Naturally, Greek Cypriots resent having to show passports to travel in their own country, and many refuse to do so and forego the chance to visit the homes, land, villages and towns from which they were ethnically cleansed in 1974 following the Turkish invasion of the island. Those Greek Cypriots who do cross into occupied Cyprus will, in most cases, only do so once, sickened and distressed by the settlement in their homes and villages of Turkish colonists or Turkish Cypriots who were relocated to the north at the behest of Turkey after 1974; the building on their land of hotels, villas, holiday complexes, casinos and so on; and the crude attempt to wipe out Greek culture in the occupied areas – for example, the destruction of churches or their conversion into mosques.

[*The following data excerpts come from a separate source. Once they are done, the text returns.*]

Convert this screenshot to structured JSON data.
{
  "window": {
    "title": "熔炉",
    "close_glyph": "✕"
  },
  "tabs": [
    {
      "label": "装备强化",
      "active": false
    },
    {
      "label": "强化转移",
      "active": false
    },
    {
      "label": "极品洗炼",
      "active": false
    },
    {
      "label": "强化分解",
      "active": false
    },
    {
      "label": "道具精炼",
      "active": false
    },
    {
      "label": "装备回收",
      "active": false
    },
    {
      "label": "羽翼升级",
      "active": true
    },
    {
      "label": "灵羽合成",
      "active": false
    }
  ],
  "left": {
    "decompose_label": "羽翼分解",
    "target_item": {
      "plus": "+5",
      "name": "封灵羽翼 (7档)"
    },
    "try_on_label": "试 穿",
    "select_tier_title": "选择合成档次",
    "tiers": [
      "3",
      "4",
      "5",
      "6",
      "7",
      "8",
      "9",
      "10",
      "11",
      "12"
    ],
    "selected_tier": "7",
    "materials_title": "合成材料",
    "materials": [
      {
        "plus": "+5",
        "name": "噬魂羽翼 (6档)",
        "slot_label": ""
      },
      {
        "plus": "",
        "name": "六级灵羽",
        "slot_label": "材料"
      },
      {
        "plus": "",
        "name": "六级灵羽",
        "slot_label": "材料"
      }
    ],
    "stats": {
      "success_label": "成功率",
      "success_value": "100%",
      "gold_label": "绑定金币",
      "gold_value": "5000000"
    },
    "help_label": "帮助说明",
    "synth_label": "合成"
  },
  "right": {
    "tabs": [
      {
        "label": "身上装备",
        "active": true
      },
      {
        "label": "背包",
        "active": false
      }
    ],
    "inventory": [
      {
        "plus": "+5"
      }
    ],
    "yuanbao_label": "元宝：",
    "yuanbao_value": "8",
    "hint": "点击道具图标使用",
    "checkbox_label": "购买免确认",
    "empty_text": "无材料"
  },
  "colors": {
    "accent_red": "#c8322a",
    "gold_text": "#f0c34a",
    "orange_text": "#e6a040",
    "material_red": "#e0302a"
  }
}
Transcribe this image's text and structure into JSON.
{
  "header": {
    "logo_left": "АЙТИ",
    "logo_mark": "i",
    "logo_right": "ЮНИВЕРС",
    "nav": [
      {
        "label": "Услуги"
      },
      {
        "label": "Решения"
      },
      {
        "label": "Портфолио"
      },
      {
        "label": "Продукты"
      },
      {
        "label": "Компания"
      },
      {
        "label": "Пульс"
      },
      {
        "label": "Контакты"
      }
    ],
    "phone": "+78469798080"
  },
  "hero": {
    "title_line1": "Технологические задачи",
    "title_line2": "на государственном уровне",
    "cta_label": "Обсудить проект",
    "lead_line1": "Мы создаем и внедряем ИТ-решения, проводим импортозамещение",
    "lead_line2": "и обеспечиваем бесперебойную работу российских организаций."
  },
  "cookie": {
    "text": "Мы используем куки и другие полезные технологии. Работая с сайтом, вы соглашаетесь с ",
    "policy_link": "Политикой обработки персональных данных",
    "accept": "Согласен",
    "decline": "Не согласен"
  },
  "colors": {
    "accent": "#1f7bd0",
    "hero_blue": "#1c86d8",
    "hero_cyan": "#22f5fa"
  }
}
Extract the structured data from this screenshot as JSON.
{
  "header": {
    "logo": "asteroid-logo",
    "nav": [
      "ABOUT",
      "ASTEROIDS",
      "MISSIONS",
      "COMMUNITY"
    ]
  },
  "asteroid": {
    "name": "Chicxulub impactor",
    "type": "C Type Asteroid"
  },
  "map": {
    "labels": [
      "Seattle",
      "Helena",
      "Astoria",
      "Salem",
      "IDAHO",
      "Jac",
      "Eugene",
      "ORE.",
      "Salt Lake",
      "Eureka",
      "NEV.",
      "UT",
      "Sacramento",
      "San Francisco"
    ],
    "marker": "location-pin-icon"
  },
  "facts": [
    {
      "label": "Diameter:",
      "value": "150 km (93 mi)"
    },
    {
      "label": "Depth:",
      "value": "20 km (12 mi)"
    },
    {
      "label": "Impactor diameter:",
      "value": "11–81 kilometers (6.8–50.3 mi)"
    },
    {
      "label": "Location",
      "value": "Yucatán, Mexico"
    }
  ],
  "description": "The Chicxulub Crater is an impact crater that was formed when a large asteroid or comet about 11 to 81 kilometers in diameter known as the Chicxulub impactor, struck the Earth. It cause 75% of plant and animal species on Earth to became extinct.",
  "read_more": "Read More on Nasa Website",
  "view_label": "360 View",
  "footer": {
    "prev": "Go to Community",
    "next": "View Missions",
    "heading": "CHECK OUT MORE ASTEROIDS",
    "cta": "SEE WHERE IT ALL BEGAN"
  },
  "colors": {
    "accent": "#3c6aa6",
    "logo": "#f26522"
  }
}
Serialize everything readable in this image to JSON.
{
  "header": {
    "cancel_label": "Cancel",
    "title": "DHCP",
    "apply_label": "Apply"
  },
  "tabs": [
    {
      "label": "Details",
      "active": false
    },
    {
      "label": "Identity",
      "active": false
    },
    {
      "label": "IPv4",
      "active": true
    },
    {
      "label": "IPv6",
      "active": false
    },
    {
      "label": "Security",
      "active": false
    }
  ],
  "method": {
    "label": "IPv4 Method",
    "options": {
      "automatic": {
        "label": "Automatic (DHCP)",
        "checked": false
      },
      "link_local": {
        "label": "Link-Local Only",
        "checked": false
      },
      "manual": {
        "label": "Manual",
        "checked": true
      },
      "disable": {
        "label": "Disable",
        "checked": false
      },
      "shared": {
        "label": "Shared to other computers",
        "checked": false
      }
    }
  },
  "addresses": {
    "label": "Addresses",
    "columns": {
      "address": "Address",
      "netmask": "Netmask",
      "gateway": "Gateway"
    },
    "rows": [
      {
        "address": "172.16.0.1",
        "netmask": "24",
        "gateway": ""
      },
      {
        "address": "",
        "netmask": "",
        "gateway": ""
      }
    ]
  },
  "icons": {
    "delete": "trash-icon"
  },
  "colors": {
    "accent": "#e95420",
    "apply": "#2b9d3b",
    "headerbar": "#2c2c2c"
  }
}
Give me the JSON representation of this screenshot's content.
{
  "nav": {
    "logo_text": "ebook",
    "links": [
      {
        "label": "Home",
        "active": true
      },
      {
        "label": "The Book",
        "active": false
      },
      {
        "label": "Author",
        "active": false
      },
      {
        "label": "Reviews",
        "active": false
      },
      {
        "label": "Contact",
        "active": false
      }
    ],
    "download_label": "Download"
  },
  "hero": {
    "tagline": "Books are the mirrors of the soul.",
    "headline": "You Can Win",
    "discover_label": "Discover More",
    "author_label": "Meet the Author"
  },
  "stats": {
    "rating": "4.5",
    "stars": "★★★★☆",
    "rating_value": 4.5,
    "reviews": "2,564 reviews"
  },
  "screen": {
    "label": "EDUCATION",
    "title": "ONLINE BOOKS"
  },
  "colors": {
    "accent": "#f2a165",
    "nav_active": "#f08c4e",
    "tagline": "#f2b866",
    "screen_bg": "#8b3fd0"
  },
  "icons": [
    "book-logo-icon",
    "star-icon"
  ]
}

To be fair, most Greek Cypriots who return to their homes – those that have been left standing that is – often meet no resistance from Turkish Cypriots when they ask to look around. Turkish settlers feel more threatened by Greek Cypriots returning to their properties, but many understand the obvious need refugees have to revive memories of their homes and the lives that were led there. Those most hostile, confrontational and insensitive to Greek Cypriot refugees’ pilgrimage have been British expatriates who have taken over usurped Greek properties, particularly in the Kyrenia district, to build their 'dream holiday homes'. I suppose these people don't like to be reminded that they are thieves and crooks.